Friday, 7 November 2025
China's secret Area 51 base
In a scorched and sand blasted salt lake on the fringes of the Gobi desert, barely a month seems to go by without a new building going up and more tarmac being laid. It’s a busy time to be at Lop Nur, China’s top secret test base. Both civilian and military observers of satellite images of the facility, however, were startled by what they saw there in August and September. On one day of each month a stealth jet sat in the afternoon sun waiting for a flight at the base known as China’s Area 51, a base specifically chosen for its distance from prying eyes in the remotest corner of remote Xinjiang. The delta-winged J-36, tailless and stealth-designed, and the J-XDS (also known as J-50), similarly shaped but slightly smaller, have emerged as China’s sixth-generation tactical aircraft, not yet operational but preparing to compete with the best of America’s most advanced fighter jets. If the planes that fly from the base are in direct competition and possible confrontation with the Pentagon’s finest, Lop Nur shares many similarities with Area 51, erected from a barren lake bed in the Nevada desert. Close to where China has carried out nuclear tests, Lop Nur has what is thought to be the longest runway in the world, over three miles long. Run by the People’s Liberation Army Air Force (PLAAF), it is considered to be where China’s home for the equivalent of US air force “black” (classified) test flights, often using the most advanced aircraft.

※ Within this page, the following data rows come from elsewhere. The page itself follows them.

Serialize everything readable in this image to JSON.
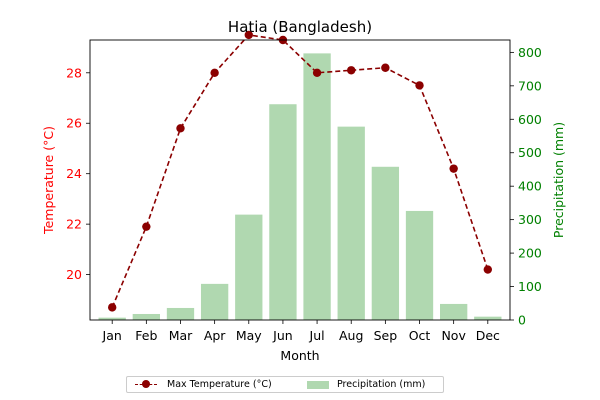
{
  "chart_data": {
    "type": "bar+line",
    "title": "Hatia (Bangladesh)",
    "xlabel": "Month",
    "categories": [
      "Jan",
      "Feb",
      "Mar",
      "Apr",
      "May",
      "Jun",
      "Jul",
      "Aug",
      "Sep",
      "Oct",
      "Nov",
      "Dec"
    ],
    "series": [
      {
        "name": "Max Temperature (°C)",
        "type": "line",
        "axis": "left",
        "values": [
          18.7,
          21.9,
          25.8,
          28.0,
          29.5,
          29.3,
          28.0,
          28.1,
          28.2,
          27.5,
          24.2,
          20.2
        ],
        "color": "#8b0000",
        "linestyle": "dashed",
        "marker": "circle"
      },
      {
        "name": "Precipitation (mm)",
        "type": "bar",
        "axis": "right",
        "values": [
          7,
          18,
          36,
          108,
          315,
          645,
          797,
          578,
          458,
          326,
          48,
          10
        ],
        "color": "#b0d8b0"
      }
    ],
    "yleft": {
      "label": "Temperature (°C)",
      "color": "#ff0000",
      "ticks": [
        "20",
        "22",
        "24",
        "26",
        "28"
      ],
      "range": [
        18.2,
        29.3
      ]
    },
    "yright": {
      "label": "Precipitation (mm)",
      "color": "#008000",
      "ticks": [
        "0",
        "100",
        "200",
        "300",
        "400",
        "500",
        "600",
        "700",
        "800"
      ],
      "range": [
        0,
        837
      ]
    },
    "legend": {
      "placement": "bottom-center",
      "columns": 2
    },
    "grid": false
  }
}
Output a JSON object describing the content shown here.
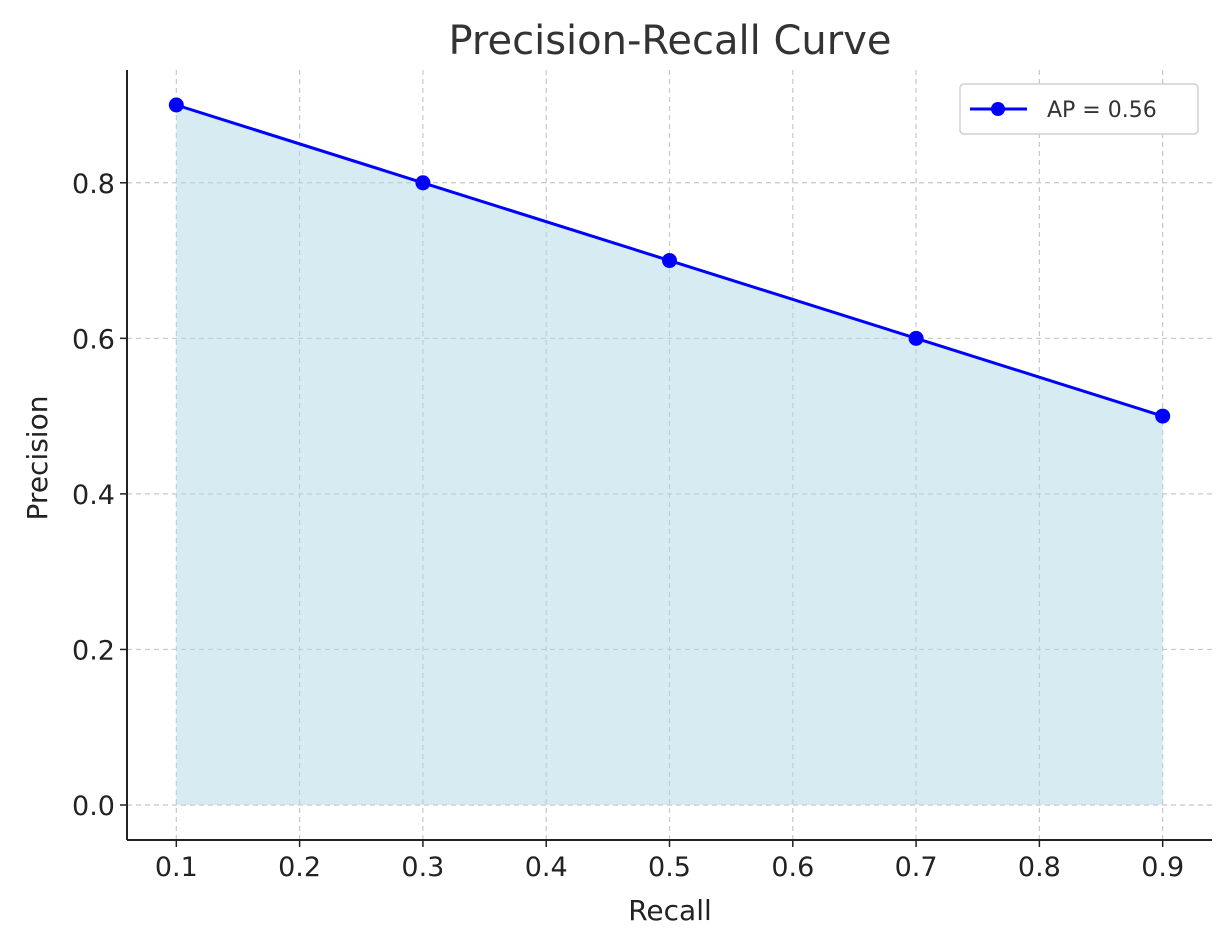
{
  "chart_data": {
    "type": "line",
    "title": "Precision-Recall Curve",
    "xlabel": "Recall",
    "ylabel": "Precision",
    "xlim": [
      0.06,
      0.94
    ],
    "ylim": [
      -0.045,
      0.945
    ],
    "xticks": [
      0.1,
      0.2,
      0.3,
      0.4,
      0.5,
      0.6,
      0.7,
      0.8,
      0.9
    ],
    "xtick_labels": [
      "0.1",
      "0.2",
      "0.3",
      "0.4",
      "0.5",
      "0.6",
      "0.7",
      "0.8",
      "0.9"
    ],
    "yticks": [
      0.0,
      0.2,
      0.4,
      0.6,
      0.8
    ],
    "ytick_labels": [
      "0.0",
      "0.2",
      "0.4",
      "0.6",
      "0.8"
    ],
    "grid": true,
    "legend_position": "top-right",
    "series": [
      {
        "name": "AP = 0.56",
        "x": [
          0.1,
          0.3,
          0.5,
          0.7,
          0.9
        ],
        "y": [
          0.9,
          0.8,
          0.7,
          0.6,
          0.5
        ],
        "color": "#0000ff",
        "marker": "circle",
        "fill_under": true,
        "fill_color": "#add8e6"
      }
    ]
  }
}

The CIA’s U-2 spy plane and the US Air Force’s first stealth fighter, the bat-winged F-117 Nighthawk, were test flown at Area 51, for example. In Nevada, notices near the perimeter of Area 51 warn that it is a restricted base and that guards are authorised to use “deadly force” against trespassers. Lop Nur takes this a step further, warning that anyone trying to steal secrets “will be killed”. Like Area 51, it is prohibited to fly over Lop Nur. But both bases, can be photographed by satellites. Why, then, would the Chinese military have its latest jets out on the tarmac when they can clearly be seen? In the Cold War days, in the Soviet Union, for example, any top secret aircraft would be quickly housed in shelters when the next US satellite was due to fly overhead. Today, there are multiple eyes in low orbit, including many US and commercial satellites. “Leaving these aircraft out in the open means the Chinese don’t mind them being spotted by passing satellites. It’s a way of showing off what they’ve got, even though Lop Nur base could well be described as an Area 51,” Douglas Barrie, an aerospace specialist at the International Institute for Strategic Studies, said.
The J-36 and J-XDS are part of what the Pentagon says is China’s ambition to challenge US air power in the Indo-Pacific. The J-36 is believed by US intelligence to have been designed to coordinate accompanying unmanned aircraft (drones) in a swarming attack, similar in concept to the Pentagon’s “Loyal Wingman” programme in which AI-operated drones would fly alongside the US Air Force’s F-35 stealth fighters. Lop Nur is just one of several remote bases where the PLAAF is developing and testing a next-generation fleet of combat fighters, bombers and attack drones. The military parade in Beijing’s Tiananmen Square in September included an unmanned stealth fighter, the largest drone on display, although it could have been a mock-up rather than a fully-formed aircraft. While China’s most advanced drones under development are being tested at other bases, including Malan in the Xinjiang region, and at a high-altitude testing site at Ngari in Tibet, key flight tests of the new combat aircraft, J-36 and J-XDS, appear to be taking place at Lop Nur.
“But there are plenty of other things which we know they are developing but have never been seen, such as a subsonic, low observable stealth bomber. That’s hidden away,” added Barrie. In the 1980s, the PLAAF was “a museum air force”, stuffed with old Soviet aircraft, he said. “So they’ve covered a lot of ground since then and now have military aircraft which are broadly comparable with the US, but the one thing they don’t have is combat experience. The last war they fought was in the 1970s in Vietnam.” However, China hasn’t totally caught up, particularly with carrier-borne aircraft. The PLAAF is developing the J-35 for its burgeoning carrier fleet. “China currently has a very old aircraft for their carriers, the J-15, which is terrible. It’s the heaviest and lowest thrust-to-weight-ratio carrier-borne aircraft in the world,” said Eric Heginbotham (CORRECT), a specialist in Asian security issues at MIT university in Cambridge, Massachusetts. “The US has the stealth F-35C on carriers, so we’re well ahead of China,” he said. “But what is concerning is China’s development of ISR (intelligence, surveillance and reconnaissance) drones which can be used to spot US carriers and other warships and send back coordinates for their huge stock of anti-ship ballistic missiles,” Heginbotham added. “They would act as the eyes and ears for missile launches. We know the Chinese are developing these on a large scale. The US is ahead of the Chinese in terms of ISR drones, but they are very expensive. The Global Hawk long-range drone which has just been retired cost around $120 million a copy, and the new RQ-180 ISR unmanned vehicle which is still under development is going to cost even more.”